BAGHDAD (Reuters) - Iraqi Prime Nuri al-Maliki on Tuesday won more backing from the political blocs in his power-sharing government to negotiate on plans to keep U.S. troops in Iraq as military trainers, but without granting them immunity if they commit crimes.
The decision by Shi'ite, Sunni and Kurdish blocs allows Maliki to continue discussing keeping some U.S. soldiers in Iraq after the 2011 deadline for their withdrawal, more than eight years after the invasion that toppled Saddam Hussein.
Baghdad and Washington must still negotiate over how many troops will stay on, how long they will stay, and over the tricky issue of jurisdiction, which would afford American soldiers the kind of legal protections they have elsewhere.
"The leaders agreed on the need to train the Iraqi forces and to complete their arming as soon as possible and on the need to support the Iraqi government," Deputy Prime Minister Ross Nuri Shawis said, reading a statement.
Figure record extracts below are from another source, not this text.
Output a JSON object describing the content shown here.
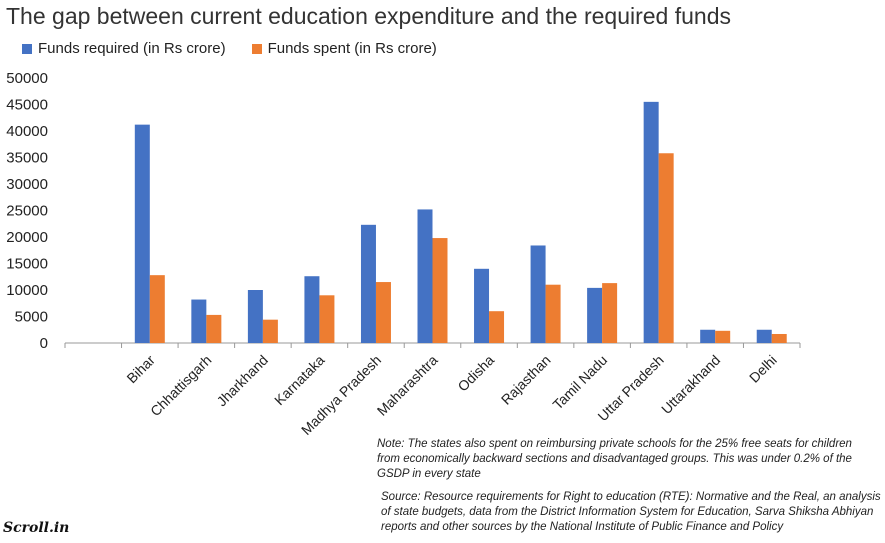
{
  "header": {
    "title": "The gap between current education expenditure and the required funds"
  },
  "colors": {
    "required": "#4472C4",
    "spent": "#ED7D31",
    "axis": "#999999"
  },
  "chart_data": {
    "type": "bar",
    "categories": [
      "Bihar",
      "Chhattisgarh",
      "Jharkhand",
      "Karnataka",
      "Madhya Pradesh",
      "Maharashtra",
      "Odisha",
      "Rajasthan",
      "Tamil Nadu",
      "Uttar Pradesh",
      "Uttarakhand",
      "Delhi"
    ],
    "series": [
      {
        "name": "Funds required (in Rs crore)",
        "values": [
          41200,
          8200,
          10000,
          12600,
          22300,
          25200,
          14000,
          18400,
          10400,
          45500,
          2500,
          2500
        ]
      },
      {
        "name": "Funds spent (in Rs crore)",
        "values": [
          12800,
          5300,
          4400,
          9000,
          11500,
          19800,
          6000,
          11000,
          11300,
          35800,
          2300,
          1700
        ]
      }
    ],
    "yticks": [
      0,
      5000,
      10000,
      15000,
      20000,
      25000,
      30000,
      35000,
      40000,
      45000,
      50000
    ],
    "ylim": [
      0,
      50000
    ],
    "legend_position": "top-left",
    "grid": false
  },
  "footer": {
    "note": "Note: The states also spent on reimbursing private schools for the 25% free seats for children from economically backward sections and disadvantaged groups. This was under 0.2%  of the GSDP in every state",
    "source": "Source: Resource requirements for Right to education (RTE): Normative and the Real, an analysis of state budgets, data from the District Information System for Education,  Sarva Shiksha Abhiyan reports and other sources by the National Institute of Public Finance and Policy",
    "logo": "Scroll.in"
  }
}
"The people who attended the meeting agreed there is no need to grant immunity, in addition to that they suggested training should take place in Iraqi military bases only."
Only supporters of radical anti-U.S. cleric Moqtada al-Sadr rejected the accord. His Mehdi Army militia once battled U.S. troops but he is now a key ally of Maliki in parliament.
U.S. officials say they want troops to have similar legal protections to those they have under the current security agreement, which expires this year.
That would mean allowing Iraq some jurisdiction over U.S. troops for certain grave crimes committed outside duty, for example, but the United States would get prime jurisdiction for crimes committed during duty or on its bases.
Violence in Iraq has declined sharply since the bloody days of sectarian slaughter in 2006-2007 when Shi'ite and Sunni extremists killed thousands. But bombings, attacks and assassinations still occur daily.
Iraqi and U.S. officials agree that local armed forces are able to contain a stubborn but weakened insurgency, but they say Iraq needs trainers to help the military fill some of its capability gaps, especially in maritime and air defense.